“The rocks which occur in the district, as far as I have yet seen, are granite, basalt, and members of the trap family, slate, sandstone, and shale.

“Coal containing but little bituminous matter occurs in in beds in the sandstone. In a kloof near the drift of the Bushman’s River, there is a bed nine inches thick. This is the nearest locality I am aware of to Pietermaritzburg; it is distant about sixty-three miles. It is more abundant to the north-west, and I observed it in a small river near Biggar’s Berg, in about latitude 28 degrees 7 minutes South, and longitude 29 degrees 25 minutes East, in a bed six feet thick, and of good quality; it is here cut through by a vein of trap.”

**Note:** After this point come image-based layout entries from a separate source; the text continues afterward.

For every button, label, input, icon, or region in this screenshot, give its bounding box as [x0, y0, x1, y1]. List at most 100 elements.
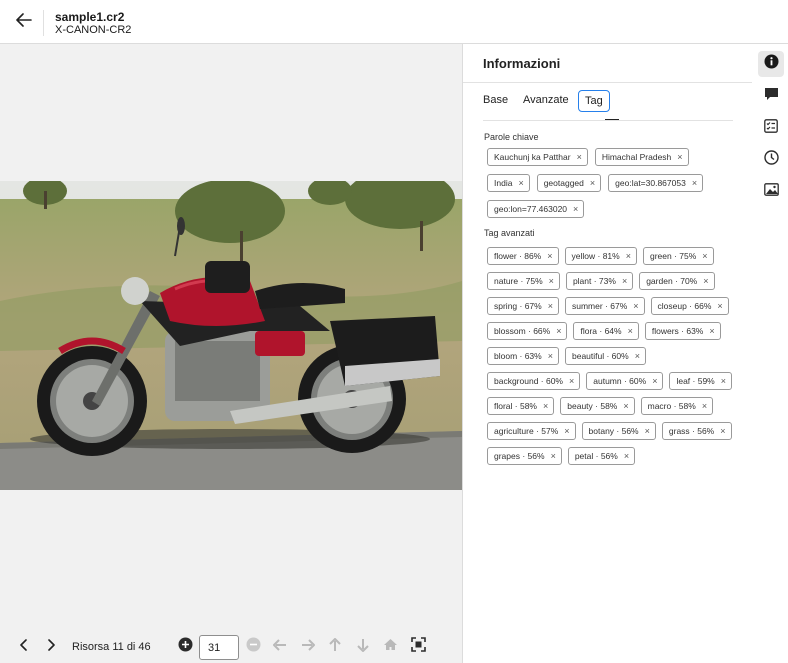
chevron-left-icon: [20, 638, 28, 656]
advanced-tag-label: grass · 56%: [668, 426, 715, 436]
tasks-rail-button[interactable]: [758, 115, 784, 141]
remove-tag-icon[interactable]: ×: [720, 426, 725, 436]
advanced-tag: petal · 56% ×: [567, 447, 636, 465]
fit-to-screen-button[interactable]: [408, 637, 428, 657]
minus-circle-icon: [246, 637, 261, 657]
tabs-divider: [483, 120, 733, 121]
remove-tag-icon[interactable]: ×: [549, 276, 554, 286]
advanced-tag-label: closeup · 66%: [657, 301, 712, 311]
advanced-tag-label: flowers · 63%: [651, 326, 704, 336]
tab-tags[interactable]: Tag: [578, 90, 610, 112]
remove-tag-icon[interactable]: ×: [564, 426, 569, 436]
remove-tag-icon[interactable]: ×: [623, 401, 628, 411]
advanced-tag: green · 75% ×: [642, 247, 714, 265]
remove-tag-icon[interactable]: ×: [692, 178, 697, 188]
keyword-tag-label: geo:lon=77.463020: [494, 204, 568, 214]
advanced-tag: grass · 56% ×: [661, 422, 732, 440]
panel-title: Informazioni: [483, 56, 561, 71]
advanced-tag: summer · 67% ×: [564, 297, 645, 315]
home-icon: [383, 638, 398, 656]
comment-icon: [764, 87, 779, 106]
remove-tag-icon[interactable]: ×: [547, 251, 552, 261]
pan-down-button[interactable]: [353, 637, 373, 657]
advanced-tag: bloom · 63% ×: [487, 347, 559, 365]
remove-tag-icon[interactable]: ×: [645, 426, 650, 436]
remove-tag-icon[interactable]: ×: [543, 401, 548, 411]
keyword-tag-label: Himachal Pradesh: [601, 152, 672, 162]
advanced-tag: beauty · 58% ×: [560, 397, 635, 415]
advanced-tag: beautiful · 60% ×: [564, 347, 646, 365]
pan-left-button[interactable]: [270, 637, 290, 657]
remove-tag-icon[interactable]: ×: [633, 301, 638, 311]
remove-tag-icon[interactable]: ×: [551, 451, 556, 461]
advanced-tag: flower · 86% ×: [487, 247, 559, 265]
advanced-tag: background · 60% ×: [487, 372, 581, 390]
advanced-tag: garden · 70% ×: [639, 272, 715, 290]
remove-tag-icon[interactable]: ×: [652, 376, 657, 386]
remove-tag-icon[interactable]: ×: [573, 204, 578, 214]
pan-right-button[interactable]: [298, 637, 318, 657]
advanced-tag-label: macro · 58%: [647, 401, 696, 411]
remove-tag-icon[interactable]: ×: [577, 152, 582, 162]
side-rail: [752, 44, 788, 663]
advanced-tag: spring · 67% ×: [487, 297, 559, 315]
keyword-tag: Kauchunj ka Patthar ×: [487, 148, 588, 166]
zoom-in-button[interactable]: [175, 637, 195, 657]
remove-tag-icon[interactable]: ×: [721, 376, 726, 386]
previous-resource-button[interactable]: [14, 637, 34, 657]
advanced-tag: macro · 58% ×: [640, 397, 714, 415]
remove-tag-icon[interactable]: ×: [703, 276, 708, 286]
zoom-out-button[interactable]: [243, 637, 263, 657]
advanced-tag: botany · 56% ×: [581, 422, 656, 440]
arrow-left-icon: [273, 638, 287, 656]
history-rail-button[interactable]: [758, 147, 784, 173]
image-viewer: [0, 44, 462, 663]
keyword-tag-label: Kauchunj ka Patthar: [494, 152, 571, 162]
advanced-tags-label: Tag avanzati: [484, 228, 535, 238]
remove-tag-icon[interactable]: ×: [622, 276, 627, 286]
advanced-tag-label: flora · 64%: [580, 326, 622, 336]
remove-tag-icon[interactable]: ×: [548, 351, 553, 361]
comments-rail-button[interactable]: [758, 83, 784, 109]
keywords-list: Kauchunj ka Patthar × Himachal Pradesh × Ind…: [487, 148, 737, 218]
keyword-tag: geotagged ×: [536, 174, 602, 192]
remove-tag-icon[interactable]: ×: [717, 301, 722, 311]
advanced-tag-label: yellow · 81%: [571, 251, 620, 261]
tab-base[interactable]: Base: [483, 94, 508, 106]
remove-tag-icon[interactable]: ×: [635, 351, 640, 361]
remove-tag-icon[interactable]: ×: [709, 326, 714, 336]
info-panel: Informazioni Base Avanzate Tag Parole ch…: [462, 44, 752, 663]
keyword-tag: Himachal Pradesh ×: [594, 148, 689, 166]
advanced-tag: yellow · 81% ×: [564, 247, 637, 265]
zoom-input[interactable]: [199, 635, 239, 660]
history-icon: [763, 150, 779, 170]
remove-tag-icon[interactable]: ×: [702, 251, 707, 261]
info-rail-button[interactable]: [758, 51, 784, 77]
remove-tag-icon[interactable]: ×: [626, 251, 631, 261]
next-resource-button[interactable]: [41, 637, 61, 657]
remove-tag-icon[interactable]: ×: [702, 401, 707, 411]
advanced-tags-list: flower · 86% × yellow · 81% × green · 75% × na…: [487, 247, 737, 465]
remove-tag-icon[interactable]: ×: [677, 152, 682, 162]
advanced-tag: closeup · 66% ×: [650, 297, 729, 315]
keyword-tag: geo:lat=30.867053 ×: [608, 174, 704, 192]
top-bar: sample1.cr2 X-CANON-CR2: [0, 0, 788, 44]
remove-tag-icon[interactable]: ×: [624, 451, 629, 461]
remove-tag-icon[interactable]: ×: [628, 326, 633, 336]
advanced-tag-label: autumn · 60%: [593, 376, 647, 386]
tab-advanced[interactable]: Avanzate: [523, 94, 569, 106]
remove-tag-icon[interactable]: ×: [518, 178, 523, 188]
advanced-tag-label: bloom · 63%: [494, 351, 542, 361]
fit-screen-icon: [410, 637, 426, 657]
remove-tag-icon[interactable]: ×: [569, 376, 574, 386]
remove-tag-icon[interactable]: ×: [590, 178, 595, 188]
pan-up-button[interactable]: [325, 637, 345, 657]
reset-view-button[interactable]: [380, 637, 400, 657]
remove-tag-icon[interactable]: ×: [556, 326, 561, 336]
header-divider: [43, 10, 44, 36]
back-button[interactable]: [12, 10, 36, 34]
renditions-rail-button[interactable]: [758, 179, 784, 205]
advanced-tag-label: nature · 75%: [494, 276, 543, 286]
remove-tag-icon[interactable]: ×: [548, 301, 553, 311]
advanced-tag-label: blossom · 66%: [494, 326, 551, 336]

Note 1. In the Blue Book for 1847, the latest published account, the numbers stand, 71,113 white, and 75,977 coloured; but this leaves more than 21,000 of the total unaccounted for.


Part 1, Chapter II.

Information for Emigrants.

As it is my wish to put nothing but trustworthy information into the hands of those who may be meditating so very important a step as removing themselves and all that they value far from their native land, I have carefully abstracted the following statements from the last Colonisation Circular, issued (March, 1850) by Her Majesty’s Colonial Land and Emigration Commissioners.

“The Government Emigration Officers in the United Kingdom, are:—London: Lieut. Lean, R.N., Office, 70, Lower Thames-Street. Liverpool: Lieut. Hodder, R.N., Stanley Buildings. Plymouth: Lieut. Carew, R.N. Glasgow and Greenock: Capt. Patey, R.N. Dublin: Lieut. Henry, R.N. Cork: Lieut. Friend, R.N. Belfast: Lieut. Stark, R.N. Limerick: Mr Lynch, R.N. Sligo, Donegal, Ballina etc: Lieut. Shuttleworth, R.N.; Lieut. Moriarty, R.N. Londonderry: Lieut. Ramsay, R.N. Waterford and New Res. Comm. Ellis, R.N.